Not necessarily. At a recent demographics conference in Edmonton, sociologist Andrew Harrell outlined a 2003 observational study -- one of several he's conducted over the past 15 years -- on children and shopping-cart safety during excursions to buy groceries. The issue is a serious one, as upwards of 30,000 children are badly injured each year in North America due to falls from shopping carts or tip-overs. Which makes the results of Harrell's latest survey all the more disturbing. To wit: good-looking children are six times more likely to be buckled into shopping cart seats than kids who are, well, not as pleasant to behold.

As a father of five, ages eight to 35, and grandfather to three more, Harrell -- who turns 60 on April 1 and is executive director of the University of Alberta's population research laboratory -- admits to some discomfort with his own findings. "I would have hoped for more from the human condition," he says. "To think a child's looks might dictate the care a parent gives that child is appalling."

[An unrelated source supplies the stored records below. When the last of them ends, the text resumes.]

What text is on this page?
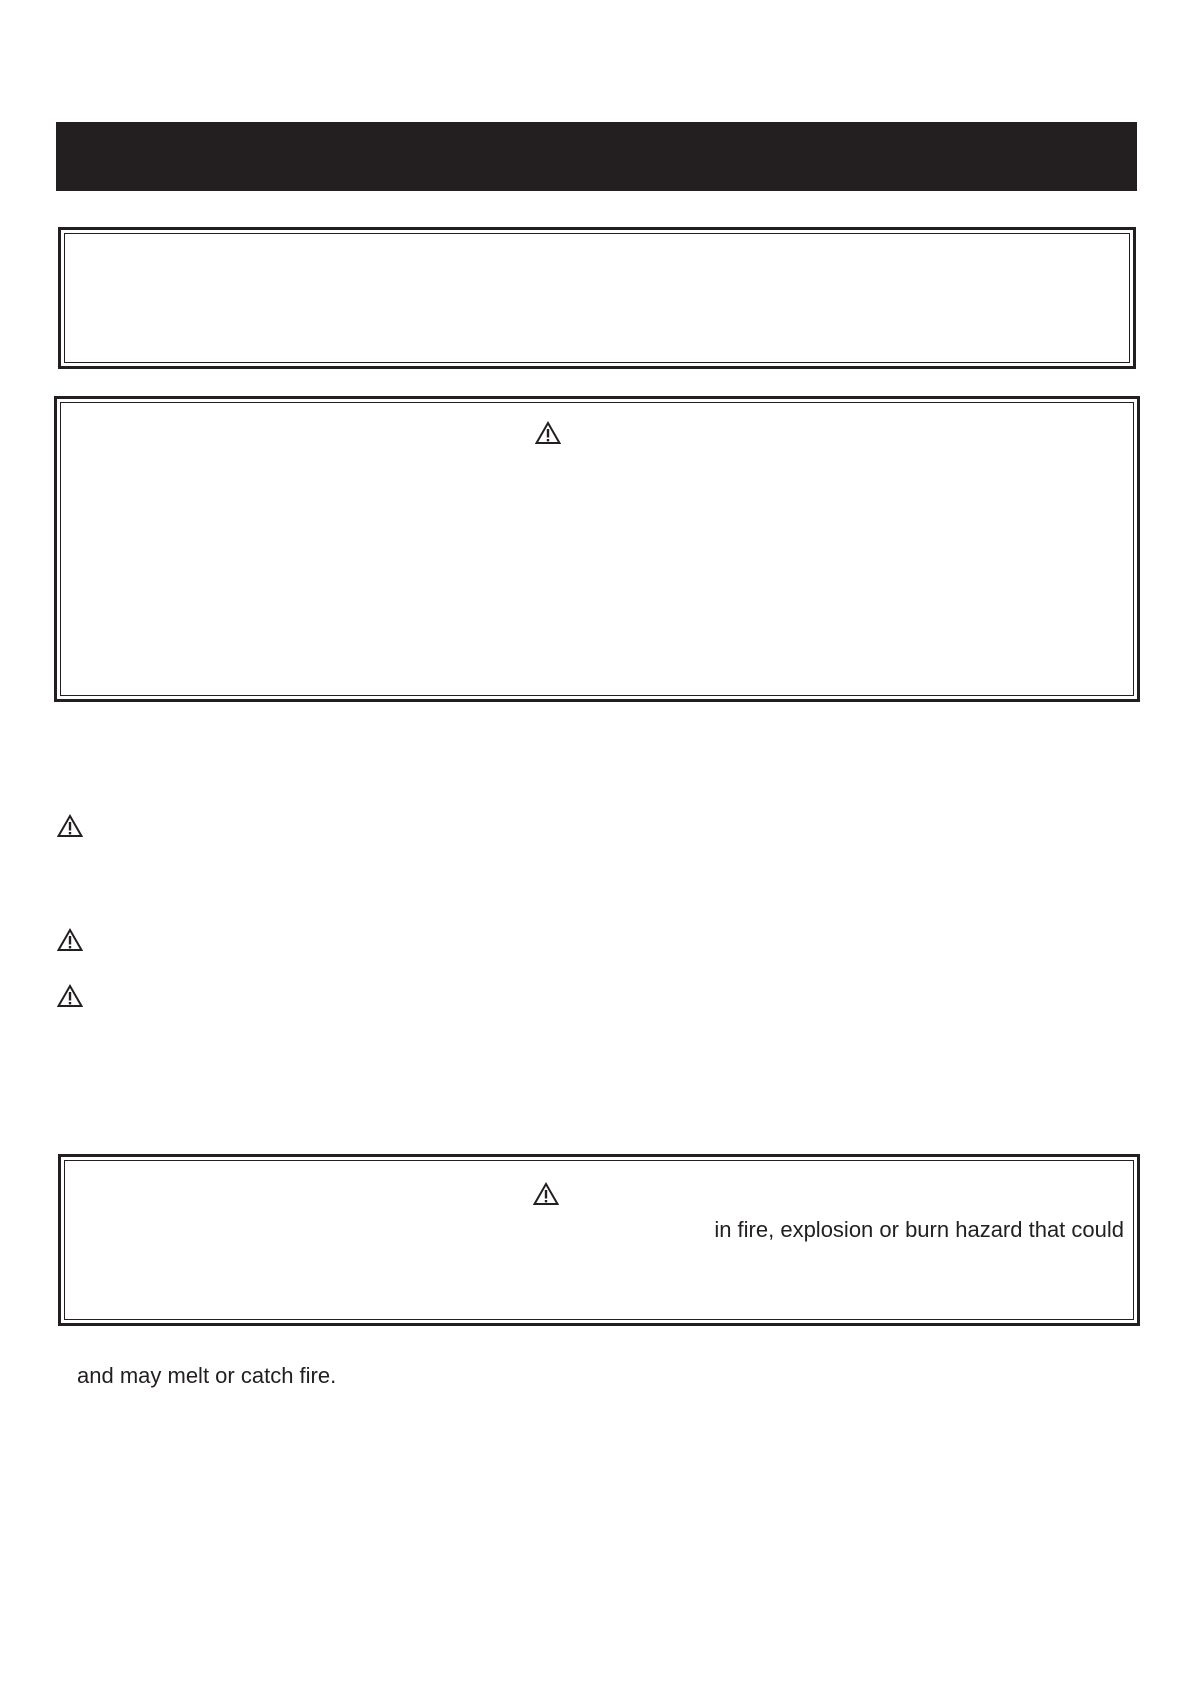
in fire, explosion or burn hazard that could
and may melt or catch fire.
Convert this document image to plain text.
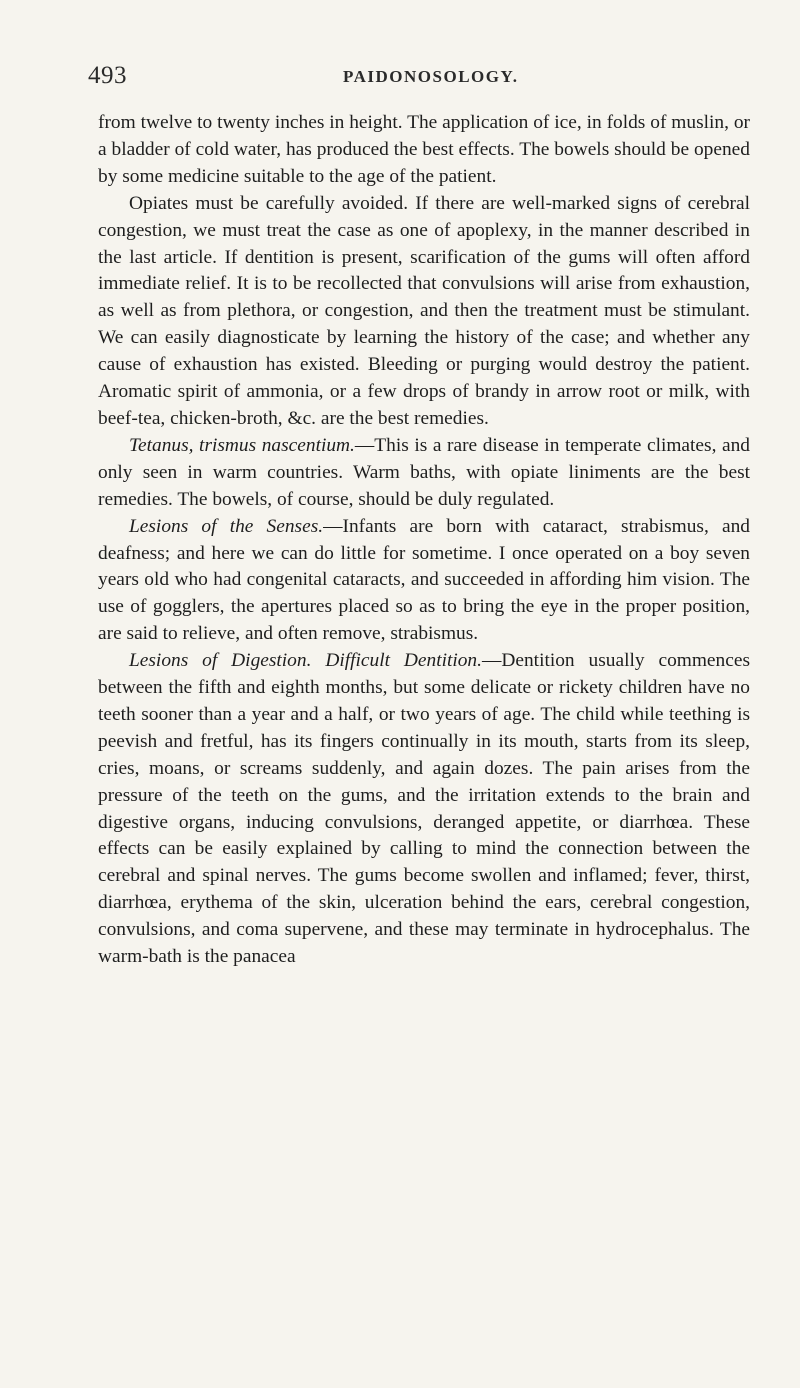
493	PAIDONOSOLOGY.

from twelve to twenty inches in height. The application of ice, in folds of muslin, or a bladder of cold water, has produced the best effects. The bowels should be opened by some medicine suitable to the age of the patient.

Opiates must be carefully avoided. If there are well-marked signs of cerebral congestion, we must treat the case as one of apoplexy, in the manner described in the last article. If dentition is present, scarification of the gums will often afford immediate relief. It is to be recollected that convulsions will arise from exhaustion, as well as from plethora, or congestion, and then the treatment must be stimulant. We can easily diagnosticate by learning the history of the case; and whether any cause of exhaustion has existed. Bleeding or purging would destroy the patient. Aromatic spirit of ammonia, or a few drops of brandy in arrow root or milk, with beef-tea, chicken-broth, &c. are the best remedies.

Tetanus, trismus nascentium.—This is a rare disease in temperate climates, and only seen in warm countries. Warm baths, with opiate liniments are the best remedies. The bowels, of course, should be duly regulated.

Lesions of the Senses.—Infants are born with cataract, strabismus, and deafness; and here we can do little for sometime. I once operated on a boy seven years old who had congenital cataracts, and succeeded in affording him vision. The use of gogglers, the apertures placed so as to bring the eye in the proper position, are said to relieve, and often remove, strabismus.

Lesions of Digestion. Difficult Dentition.—Dentition usually commences between the fifth and eighth months, but some delicate or rickety children have no teeth sooner than a year and a half, or two years of age. The child while teething is peevish and fretful, has its fingers continually in its mouth, starts from its sleep, cries, moans, or screams suddenly, and again dozes. The pain arises from the pressure of the teeth on the gums, and the irritation extends to the brain and digestive organs, inducing convulsions, deranged appetite, or diarrhœa. These effects can be easily explained by calling to mind the connection between the cerebral and spinal nerves. The gums become swollen and inflamed; fever, thirst, diarrhœa, erythema of the skin, ulceration behind the ears, cerebral congestion, convulsions, and coma supervene, and these may terminate in hydrocephalus. The warm-bath is the panacea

Appalling, yes. But not entirely surprising. After all, Harrell's decision to test whether the attractiveness of a child might influence parental vigilance was no idle whim. He's well acquainted with a body of research that shows the impulse to judge others on the basis of physical appearance begins shortly after birth -- and suggests even parents can fall prey to the scourge of lookism when dealing with their own children

The jury is still out on whether our preference for the attractive is inherent or learned. That two- to six-month-old children already appear to be discriminating suggests a genetic link. But there's no doubt children also learn a great deal by observing how their elders treat the handsome and the homely. In one study cited by Harrell, adults watched videotapes showing children of varying levels of beauty kicking a dog. "With attractive children, viewers conclude they were either provoked by the dog or it was accidental," says Harrell. "With the less attractive ones, it's seen as an intentional and malicious act."

Scott Wooding, a child psychologist and family therapist based in the Calgary area, says Harrell's findings have the ring of truth. "As a society, we really don't want to talk about this because it's so unfair," says Wooding, who has authored several books on parenting. "But parents will at times treat their children differently, based on looks." Wooding stresses that such discrimination is unintentional. "Parents absolutely believe they are treating their children exactly the same," he says. "But it isn't always so."

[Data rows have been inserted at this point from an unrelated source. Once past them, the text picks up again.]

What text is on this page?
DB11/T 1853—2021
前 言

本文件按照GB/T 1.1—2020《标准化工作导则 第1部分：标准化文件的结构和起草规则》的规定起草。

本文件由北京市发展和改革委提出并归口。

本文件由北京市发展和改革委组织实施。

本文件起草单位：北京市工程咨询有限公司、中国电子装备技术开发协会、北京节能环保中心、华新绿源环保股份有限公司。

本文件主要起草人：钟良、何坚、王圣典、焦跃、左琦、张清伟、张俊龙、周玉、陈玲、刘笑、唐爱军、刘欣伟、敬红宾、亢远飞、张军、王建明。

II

Valid or not, Harrell's study is already prompting some parents to do a bit of soul-searching. Gary Perkins is a Calgary-based energy lawyer and father of two -- let the record state, very attractive -- children, ages 6 and 9. "It's interesting information and I wouldn't slough it off," says Perkins. "But if it's true, it really bothers me. Not because other people do it, but because I might do so. I would hope not, but if it's subconscious, then who knows? I'm going to be thinking about it."

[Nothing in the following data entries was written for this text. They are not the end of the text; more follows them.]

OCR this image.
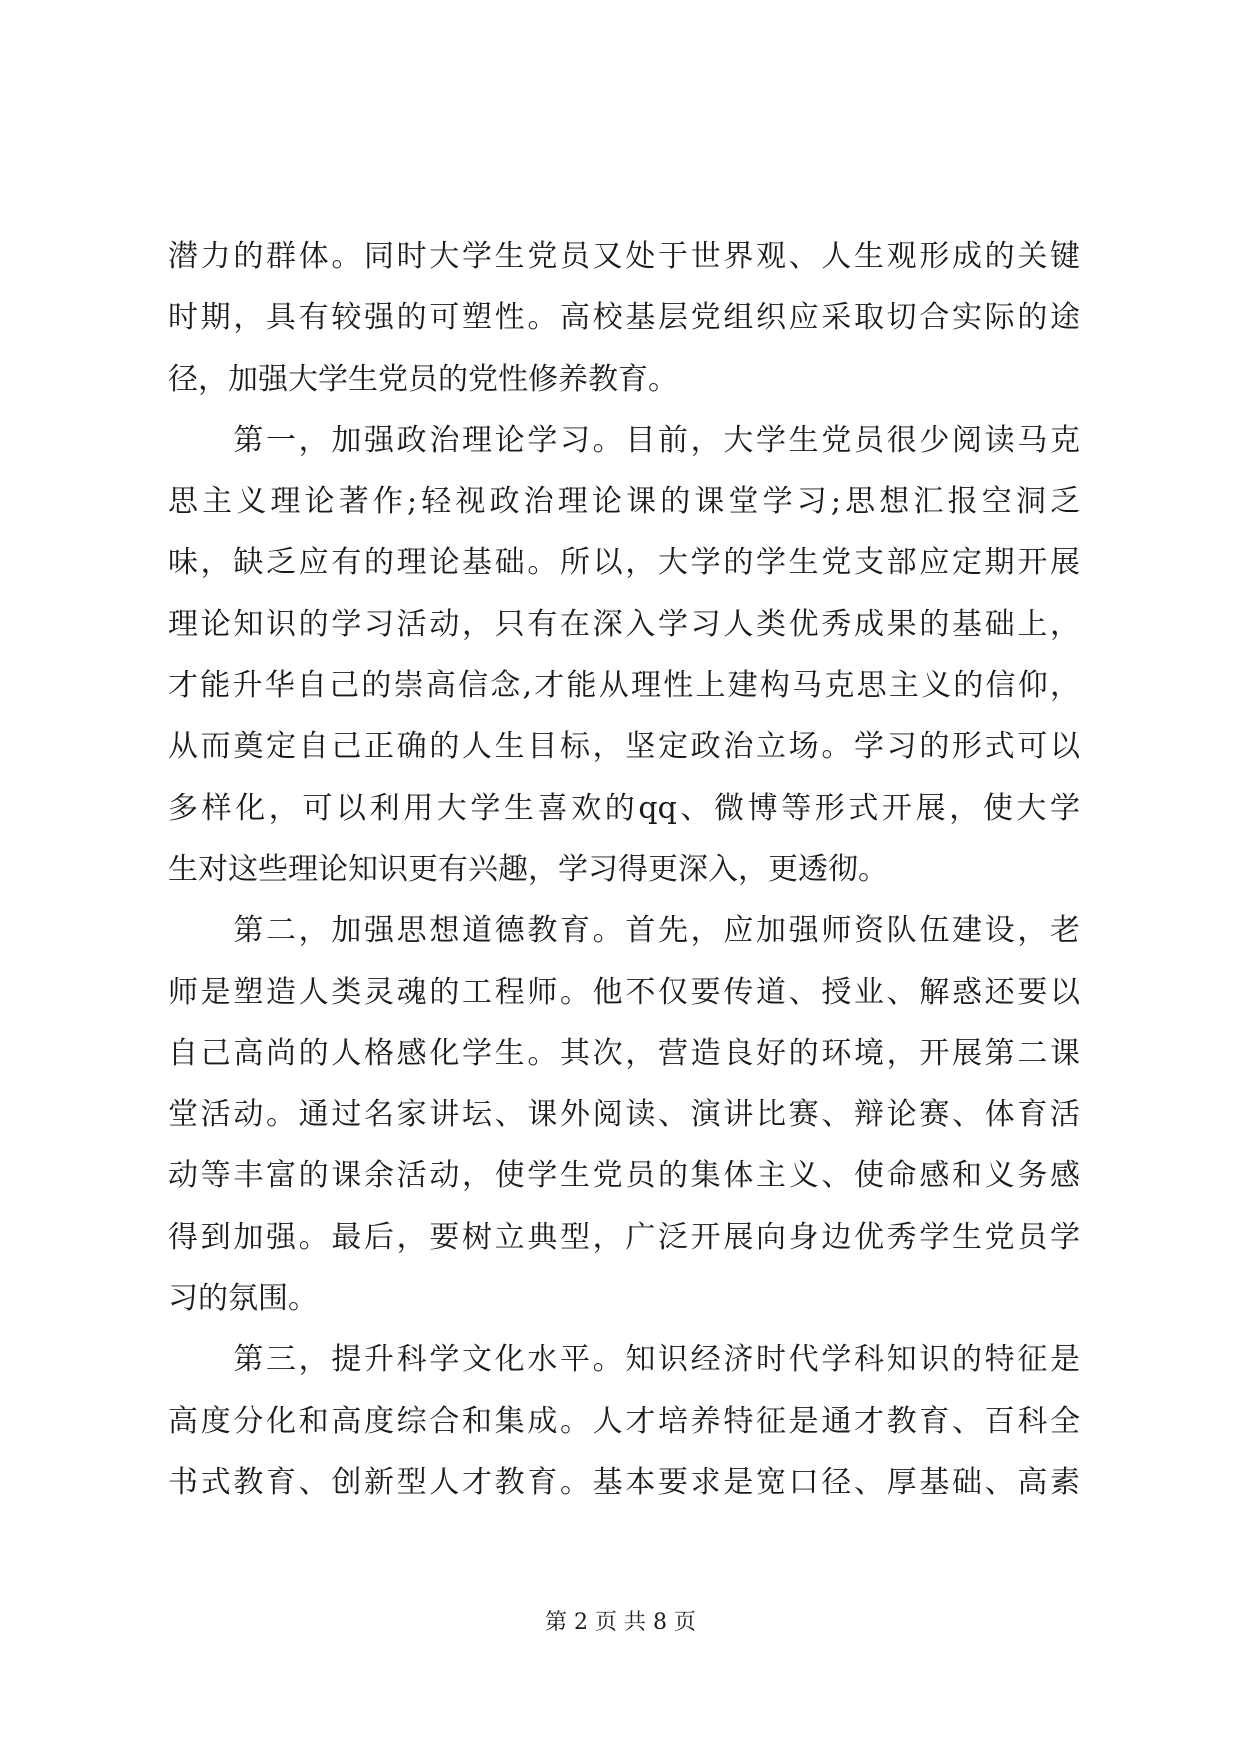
潜力的群体。同时大学生党员又处于世界观、人生观形成的关键
时期，具有较强的可塑性。高校基层党组织应采取切合实际的途
径，加强大学生党员的党性修养教育。
　　第一，加强政治理论学习。目前，大学生党员很少阅读马克
思主义理论著作;轻视政治理论课的课堂学习;思想汇报空洞乏
味，缺乏应有的理论基础。所以，大学的学生党支部应定期开展
理论知识的学习活动，只有在深入学习人类优秀成果的基础上，
才能升华自己的崇高信念,才能从理性上建构马克思主义的信仰，
从而奠定自己正确的人生目标，坚定政治立场。学习的形式可以
多样化，可以利用大学生喜欢的qq、微博等形式开展，使大学
生对这些理论知识更有兴趣，学习得更深入，更透彻。
　　第二，加强思想道德教育。首先，应加强师资队伍建设，老
师是塑造人类灵魂的工程师。他不仅要传道、授业、解惑还要以
自己高尚的人格感化学生。其次，营造良好的环境，开展第二课
堂活动。通过名家讲坛、课外阅读、演讲比赛、辩论赛、体育活
动等丰富的课余活动，使学生党员的集体主义、使命感和义务感
得到加强。最后，要树立典型，广泛开展向身边优秀学生党员学
习的氛围。
　　第三，提升科学文化水平。知识经济时代学科知识的特征是
高度分化和高度综合和集成。人才培养特征是通才教育、百科全
书式教育、创新型人才教育。基本要求是宽口径、厚基础、高素
第 2 页 共 8 页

Blogger acting up again so the link did not go through.Can't get back to the dashboard so I will have to do over the post when it lets me on.
Excuses excuses....:) This blogger thing is getting really ridiculous now. Don't they realize that some of us are addicted to blogging....Must have my daily fix....
I agree with the survey. It is the truth that a certain some X factor can give you an edge. We are all human. And everything around human is somewhat flawed. This is another

now how did they generally determine beauty though because in many cases whats beautiful to one person might not be as beautiful to another. also what racial groups were this study carried on, was it one homogeneous group or a mixture. just things i'd like to know.
Jdid,They used children of different races to choose people they think are beautiful.I think they gave them cards to choose from.I will post it but the foolish link still acting up
Agree with JDid that beauty varies from one person to the next...but the study may well have some worth. Dr. D.
Well wait a minute, I'm extremely good looking and I don't get ANY breaks. Um...oops...maybe I've misjudged myself. Ouch, this hurts.